The Evolution of Drunk Driving: Super Drunk Law
Recently, a Michigan elementary school principal was arrested with charges of Super Drunk Driving. Passed in 2010, the new ‘Super Drunk’ law has created harsher penalties for those driving with a BAC of .17% or higher.
In comparison to a regular drunk driving charge, those convicted of being “super drunk drivers” can face up to 180 days in jail, are required to complete an alcohol treatment program, pay up to $700 in fines and are not allowed to drive for 45 days following the incident. On top of all of that, their driving is further restricted for 320 days with the implementation of an ignition interlock device that prevents the vehicle from starting if alcohol is detected on the breath.

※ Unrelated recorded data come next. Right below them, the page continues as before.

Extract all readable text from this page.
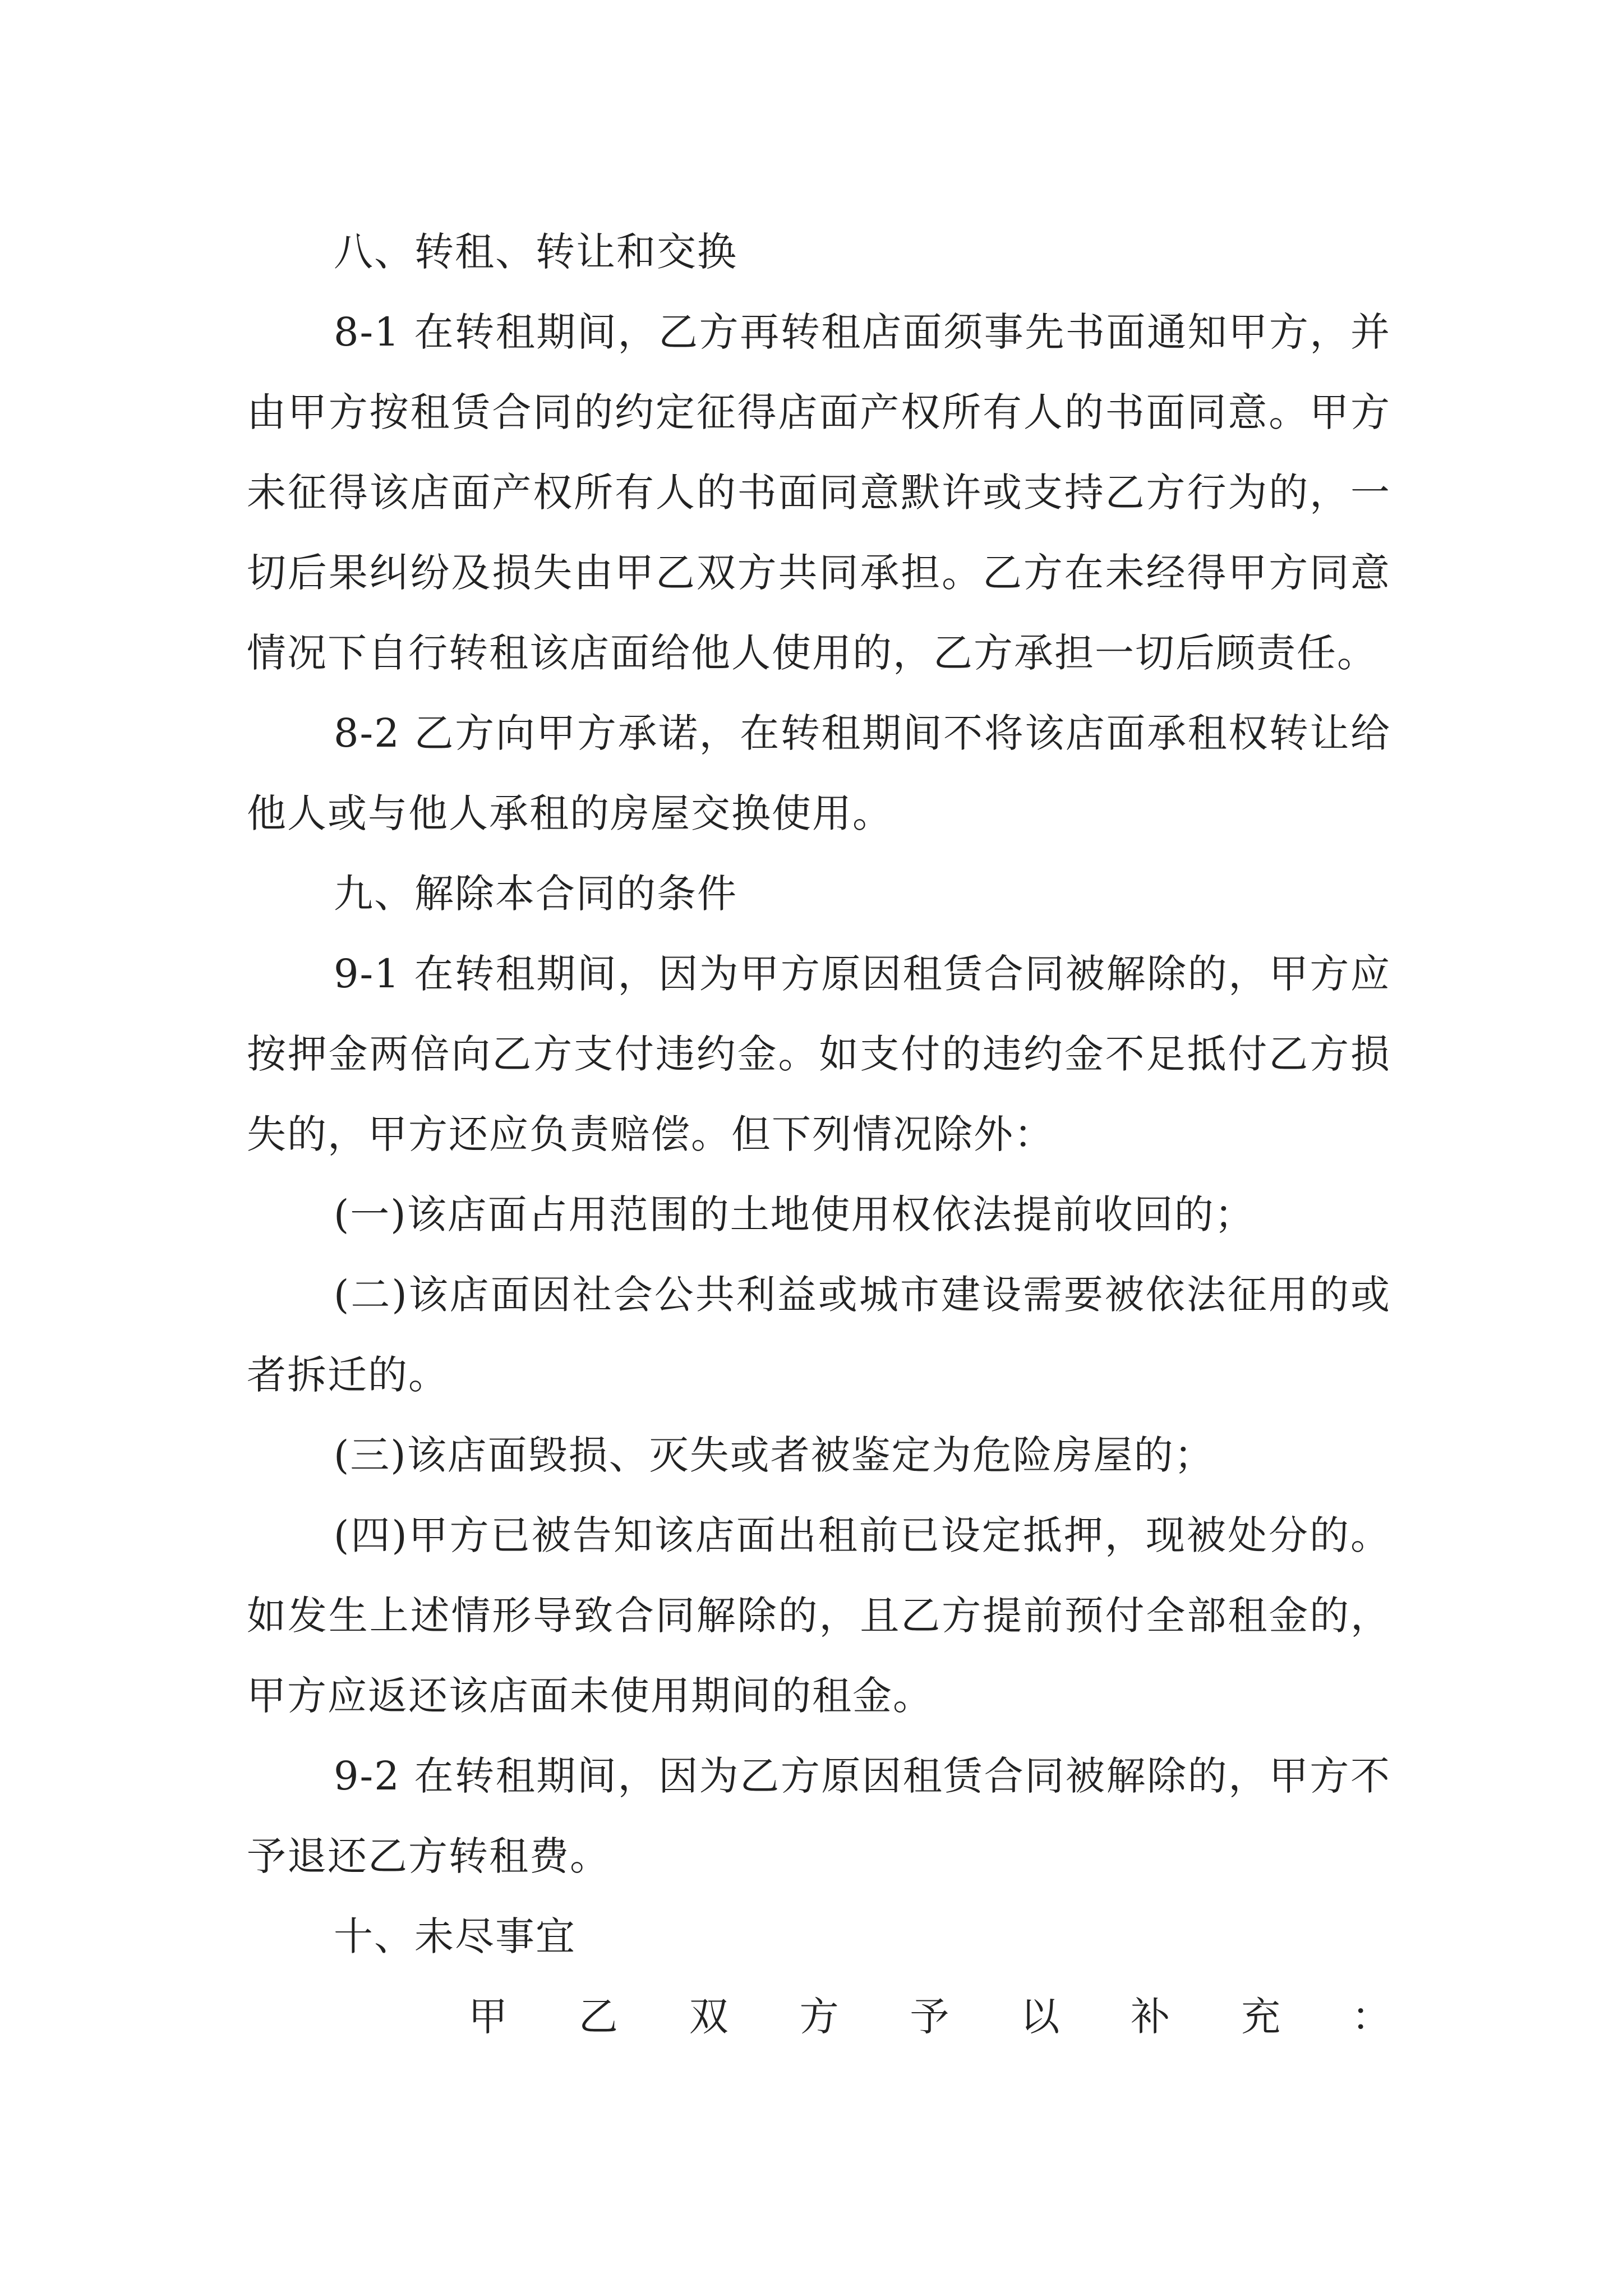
八、转租、转让和交换

8-1 在转租期间，乙方再转租店面须事先书面通知甲方，并由甲方按租赁合同的约定征得店面产权所有人的书面同意。甲方未征得该店面产权所有人的书面同意默许或支持乙方行为的，一切后果纠纷及损失由甲乙双方共同承担。乙方在未经得甲方同意情况下自行转租该店面给他人使用的，乙方承担一切后顾责任。

8-2 乙方向甲方承诺，在转租期间不将该店面承租权转让给他人或与他人承租的房屋交换使用。

九、解除本合同的条件

9-1 在转租期间，因为甲方原因租赁合同被解除的，甲方应按押金两倍向乙方支付违约金。如支付的违约金不足抵付乙方损失的，甲方还应负责赔偿。但下列情况除外：

(一)该店面占用范围的土地使用权依法提前收回的；

(二)该店面因社会公共利益或城市建设需要被依法征用的或者拆迁的。

(三)该店面毁损、灭失或者被鉴定为危险房屋的；

(四)甲方已被告知该店面出租前已设定抵押，现被处分的。如发生上述情形导致合同解除的，且乙方提前预付全部租金的，甲方应返还该店面未使用期间的租金。

9-2 在转租期间，因为乙方原因租赁合同被解除的，甲方不予退还乙方转租费。

十、未尽事宜

甲 乙 双 方 予 以 补 充 ：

While these penalties may seem harsh, alcohol-related traffic accidents account for nearly one-third of all traffic-related deaths in the United States. Each year, tens of thousands of people are killed in such crashes – despite their preventability.
In recent years, Michigan has seen a fall in the rates of alcohol-related arrests; however, it is hard to say whether this trend is a direct result of the new laws and associated penalties or the police force’s loss in manpower due to budget cuts. The Michigan Office of Highway Safety Planning has stated that by advertising and warning the public about the dangers and costs of drunk driving, people are thinking twice before getting behind the wheel while drunk.